Fingierte Kommentare, u.a. von Rolf Dieter Brinkmann und Peter Handke, in der Literaturzeitschrift Gasolin 23 (Nr. 2), April 1973. Die zweite Ausgabe des Underground-Magazins war in Wirklichkeit die erste. Weitere Infos zur Zeitschrift hier. ■  Anklicken zum Vergrößern

4. Ergänzen Sie bitte folgenden Satz: Rolf Dieter Brinkmann…
… ist für mich neben Jürgen Ploog der intellektuelle Kopf des deutschen Undergrounds der sechziger und siebziger Jahre. Frappierend, daß diese fast gleichaltrigen Brüder im Geiste keinen persönlichen Austausch hatten.
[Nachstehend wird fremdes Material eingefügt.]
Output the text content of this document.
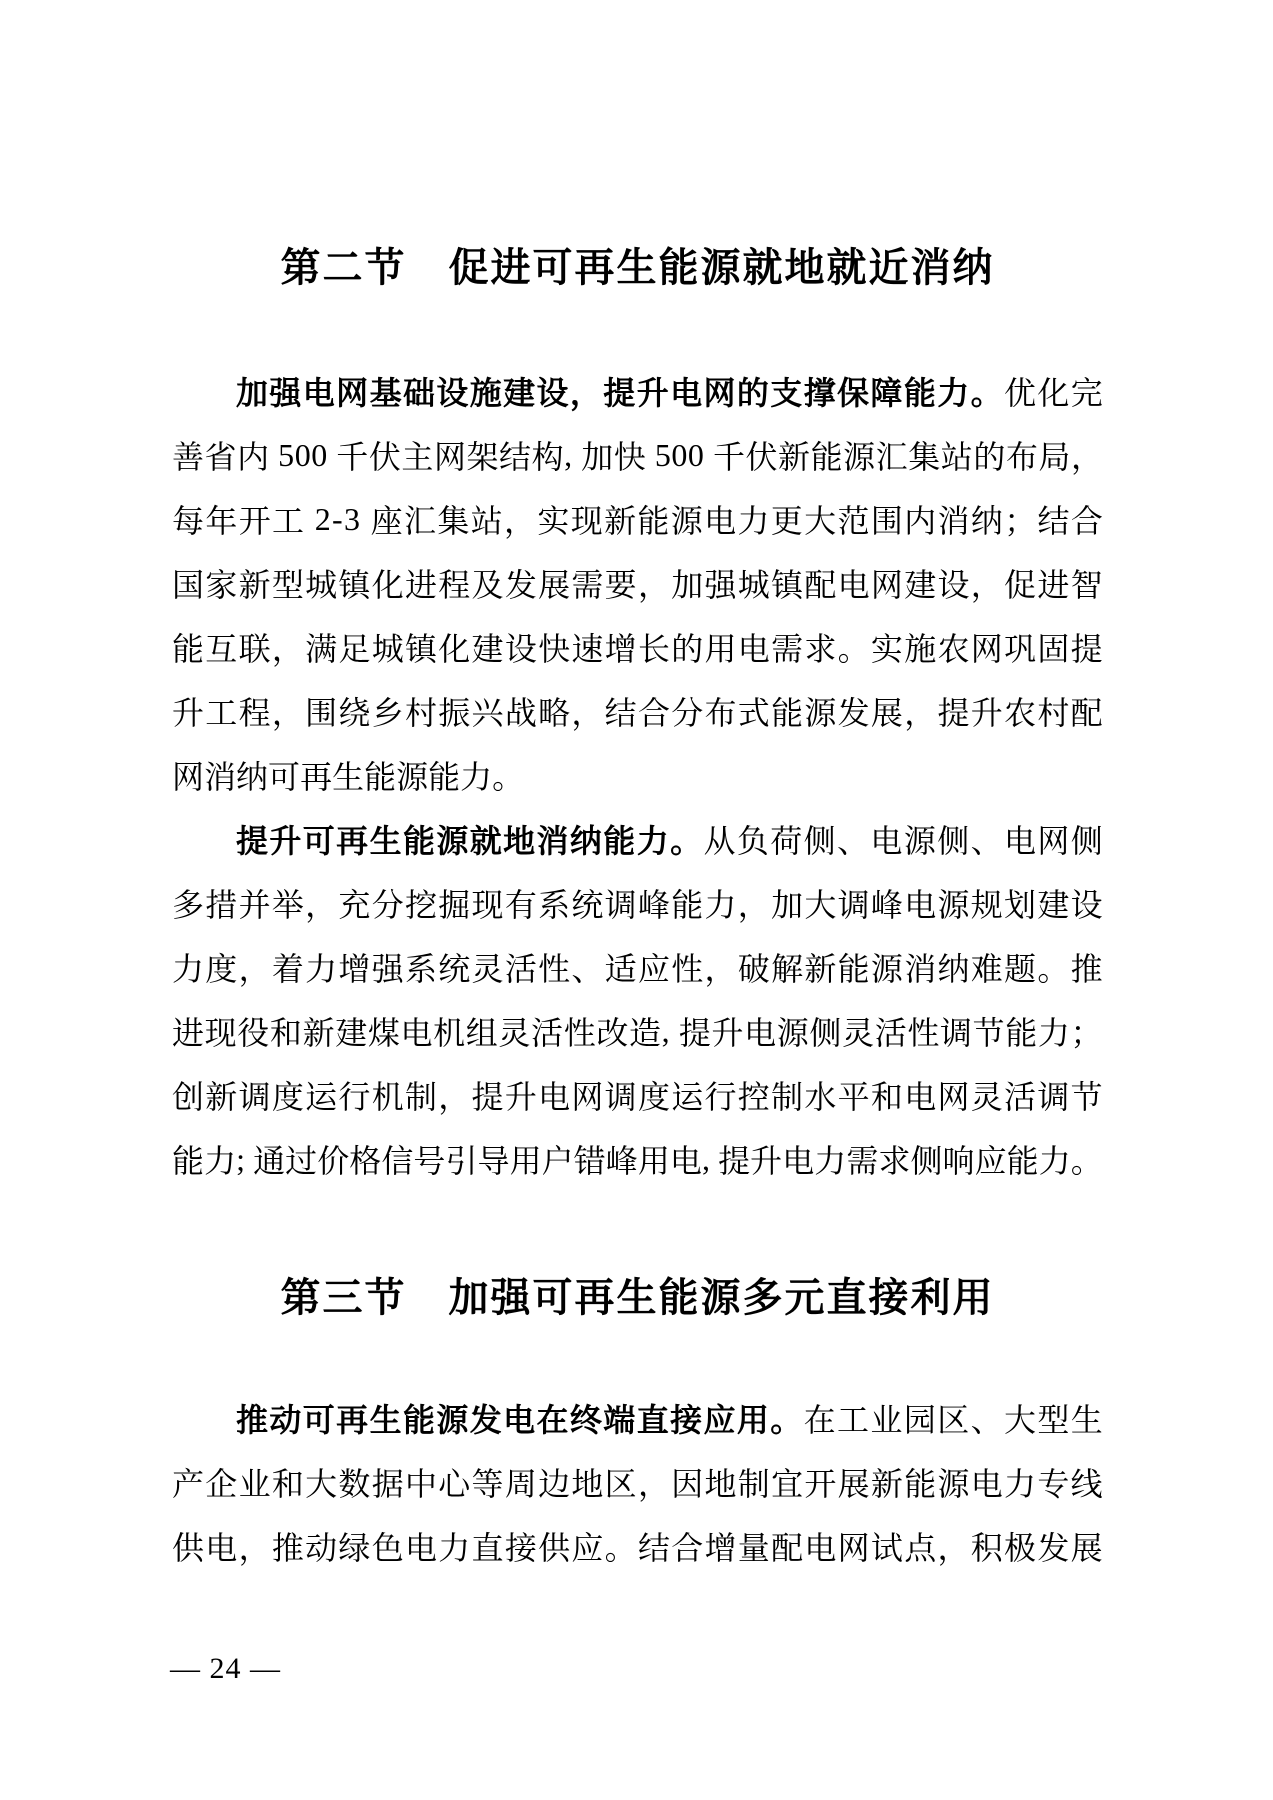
第二节　促进可再生能源就地就近消纳
加 强 电 网 基 础 设 施 建 设 ， 提 升 电 网 的 支 撑 保 障 能 力 。 优 化 完
善 省 内
5 0 0
千 伏 主 网 架 结 构 ,
加 快
5 0 0
千 伏 新 能 源 汇 集 站 的 布 局 ，
每 年 开 工
2 - 3
座 汇 集 站 ， 实 现 新 能 源 电 力 更 大 范 围 内 消 纳 ； 结 合
国 家 新 型 城 镇 化 进 程 及 发 展 需 要 ， 加 强 城 镇 配 电 网 建 设 ， 促 进 智
能 互 联 ， 满 足 城 镇 化 建 设 快 速 增 长 的 用 电 需 求 。 实 施 农 网 巩 固 提
升 工 程 ， 围 绕 乡 村 振 兴 战 略 ， 结 合 分 布 式 能 源 发 展 ， 提 升 农 村 配
网 消 纳 可 再 生 能 源 能 力 。
提 升 可 再 生 能 源 就 地 消 纳 能 力 。 从 负 荷 侧 、 电 源 侧 、 电 网 侧
多 措 并 举 ， 充 分 挖 掘 现 有 系 统 调 峰 能 力 ， 加 大 调 峰 电 源 规 划 建 设
力 度 ， 着 力 增 强 系 统 灵 活 性 、 适 应 性 ， 破 解 新 能 源 消 纳 难 题 。 推
进 现 役 和 新 建 煤 电 机 组 灵 活 性 改 造 ,
提 升 电 源 侧 灵 活 性 调 节 能 力 ；
创 新 调 度 运 行 机 制 ， 提 升 电 网 调 度 运 行 控 制 水 平 和 电 网 灵 活 调 节
能 力 ;
通 过 价 格 信 号 引 导 用 户 错 峰 用 电 ,
提 升 电 力 需 求 侧 响 应 能 力 。
第三节　加强可再生能源多元直接利用
推 动 可 再 生 能 源 发 电 在 终 端 直 接 应 用 。 在 工 业 园 区 、 大 型 生
产 企 业 和 大 数 据 中 心 等 周 边 地 区 ， 因 地 制 宜 开 展 新 能 源 电 力 专 线
供 电 ， 推 动 绿 色 电 力 直 接 供 应 。 结 合 增 量 配 电 网 试 点 ， 积 极 发 展
— 24 —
Beide haben ungefähr zur gleichen Zeit angefangen zu schreiben; beide waren stark von Burroughs und der Beat Generation inspiriert; beide haben ähnliche Zeitschriftenprojekte initiiert; beide waren Solitäre, die sich bewußt aus dem etablierten Literaturbetrieb ausgeklinkt haben; beide haben eine verwandte Poetologie verfolgt; für beide hat das Visuelle eine große Rolle gespielt; beide haben auf ihre Art die deutsche Literatur beeinflusst und weiterentwickelt. Meiner Meinung nach gab es eine Kölner und eine Frankfurter Linie des deutschen Undergrounds, beide verfolgten zur gleichen Zeit die gleichen Ziele, hatten aber praktisch so gut wie keine Berührungspunkte. Diese Parallelen näher zu untersuchen wäre ein spannendes Thema.


Zur Person
Wolfgang Rüger, geboren 1959 in Schwäbisch Hall. Studium der Germanistik, Kunstgeschichte, Film- und Fernsehwissenschaften. Seit 1980 Inhaber des Paria Verlags; 1980-1990 (Mit)Herausgeber diverser Zeitschriften; 1985-1994 Feuilletonredakteur und freier Literatur- und Filmkritiker. 1994-1999 diverse Jobs (Sekretär eines Bankdirektors, Türsteher, Nachtportier, Putzhilfe). Seit 1999 mit seinem Antiquariat in Frankfurt im unermüdlichen Einsatz für das gedruckte Buch. Seit 2025 ist er auch wieder journalistisch aktiv. Lebt in Frankfurt/Main.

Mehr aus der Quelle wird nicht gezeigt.